Although the awareness of the strategic importance of data exists, with a special focus on its quality, most organizations are still struggling to enable their data capabilities, risking poor strategic decision making and misallocation of critical resources.

I came across an article today (https://sdtimes.com/data/report-75-of-developers-say-theyre-responsible-for-data-quality/) with the suggestive title “Report: 75% of developers say they’re responsible for data quality”.

This brings up that the lack of a structured approach to data quality is eating away on every organization’s financial performance, impairing the decision processes, preventing additional gains in markets that are increasingly competitive and complex.

Not mentioning the direct impacts of poor data quality in the business processes, that I’ve already highlighted in previous occasions, this suggests that every organization has valuable resources redirecting their time and skills to get data into minimal quality levels for their specific needs, often unaligned with the global business and data strategy.

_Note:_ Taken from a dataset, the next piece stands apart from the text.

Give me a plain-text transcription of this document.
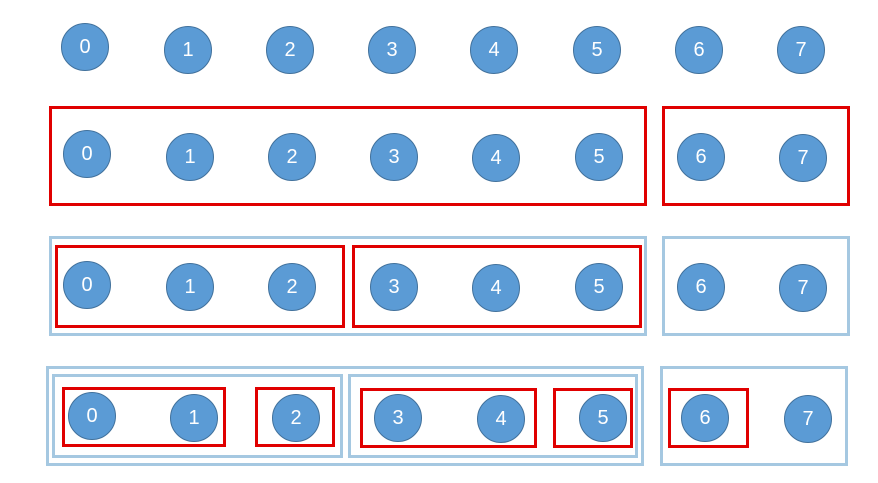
0	1	2	3	4	5	6	7
0	1	2	3	4	5	6	7
0	1	2	3	4	5	6	7
0	1	2	3	4	5	6	7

If 75% of developers feel in some way responsible for the quality of the data they need, this means that a percentage of their time is diverted from the tasks they are hired to do and should be focusing on.

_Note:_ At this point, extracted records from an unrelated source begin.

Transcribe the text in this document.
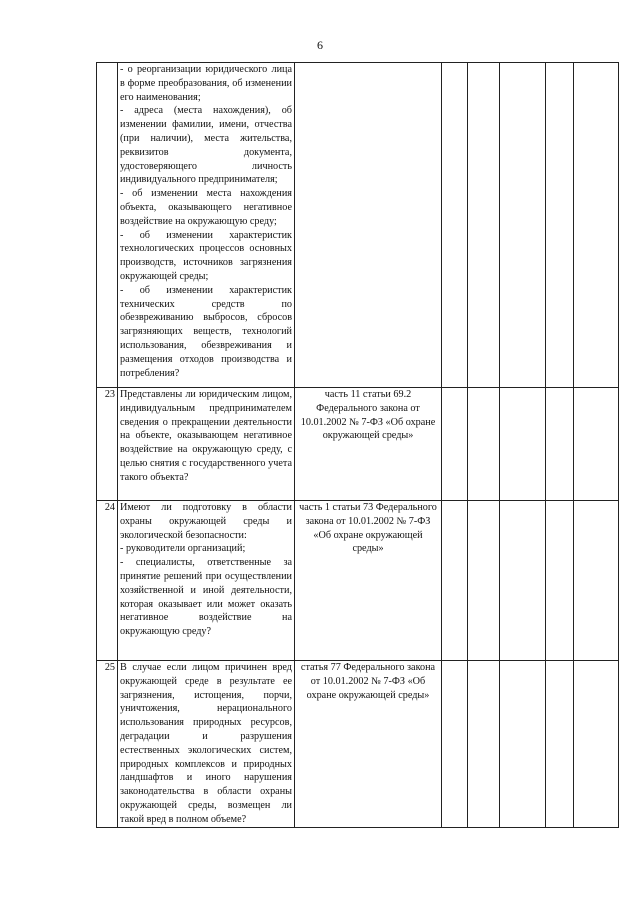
6

	- о реорганизации юридического лица в форме преобразования, об изменении его наименования;
- адреса (места нахождения), об изменении фамилии, имени, отчества (при наличии), места жительства, реквизитов документа, удостоверяющего личность индивидуального предпринимателя;
- об изменении места нахождения объекта, оказывающего негативное воздействие на окружающую среду;
- об изменении характеристик технологических процессов основных производств, источников загрязнения окружающей среды;
- об изменении характеристик технических средств по обезвреживанию выбросов, сбросов загрязняющих веществ, технологий использования, обезвреживания и размещения отходов производства и потребления?						

23	Представлены ли юридическим лицом, индивидуальным предпринимателем сведения о прекращении деятельности на объекте, оказывающем негативное воздействие на окружающую среду, с целью снятия с государственного учета такого объекта?	часть 11 статьи 69.2 Федерального закона от 10.01.2002 № 7-ФЗ «Об охране окружающей среды»					
24	Имеют ли подготовку в области охраны окружающей среды и экологической безопасности:
- руководители организаций;
- специалисты, ответственные за принятие решений при осуществлении хозяйственной и иной деятельности, которая оказывает или может оказать негативное воздействие на окружающую среду?	часть 1 статьи 73 Федерального закона от 10.01.2002 № 7-ФЗ «Об охране окружающей среды»					
25	В случае если лицом причинен вред окружающей среде в результате ее загрязнения, истощения, порчи, уничтожения, нерационального использования природных ресурсов, деградации и разрушения естественных экологических систем, природных комплексов и природных ландшафтов и иного нарушения законодательства в области охраны окружающей среды, возмещен ли такой вред в полном объеме?	статья 77 Федерального закона от 10.01.2002 № 7-ФЗ «Об охране окружающей среды»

It’s not unlikely that the remaining 25% of developers, although not feeling directly responsible for data quality, are also spending some of their handling data quality issues.

Let me complement this reasoning with an additional couple of examples.

It is common the hear that 80% of a data scientist time is spent on cleansing and classifying data, even being accepted as part of the job, and this simply means that they are using their specific and valuable skills and creating value from them just 20% of the time.

Something that is also common is that some critical reports within organizations are built on “excel chains”, where different people give their inputs to assure the quality of the results, again, a considerable percentage of, sometimes highly skilled resources, is being diverted in to reviewing and fixing data.

Laptop data quality

This can be called laptop data quality.

Where a responsibility of the organisation, the quality of its data, its informally delegated to some people that, according to their specific needs and context, autonomously, and relying on their individual judgment develop a version of quality data.

Back to the Excel

Although some of the impacts are easier to quantify than others, there’s one at least that can be directly imputed to this approach:

How many hours are being spent across the organization in ad-hoc tasks related with data quality, and what is the cost of those hours?

What is the effective cost, or value not being generated, due to the hours that are diverted to these tasks?

Answering these questions will allow to understand what percentage of this value would be needed to setup a structured approach for this situation.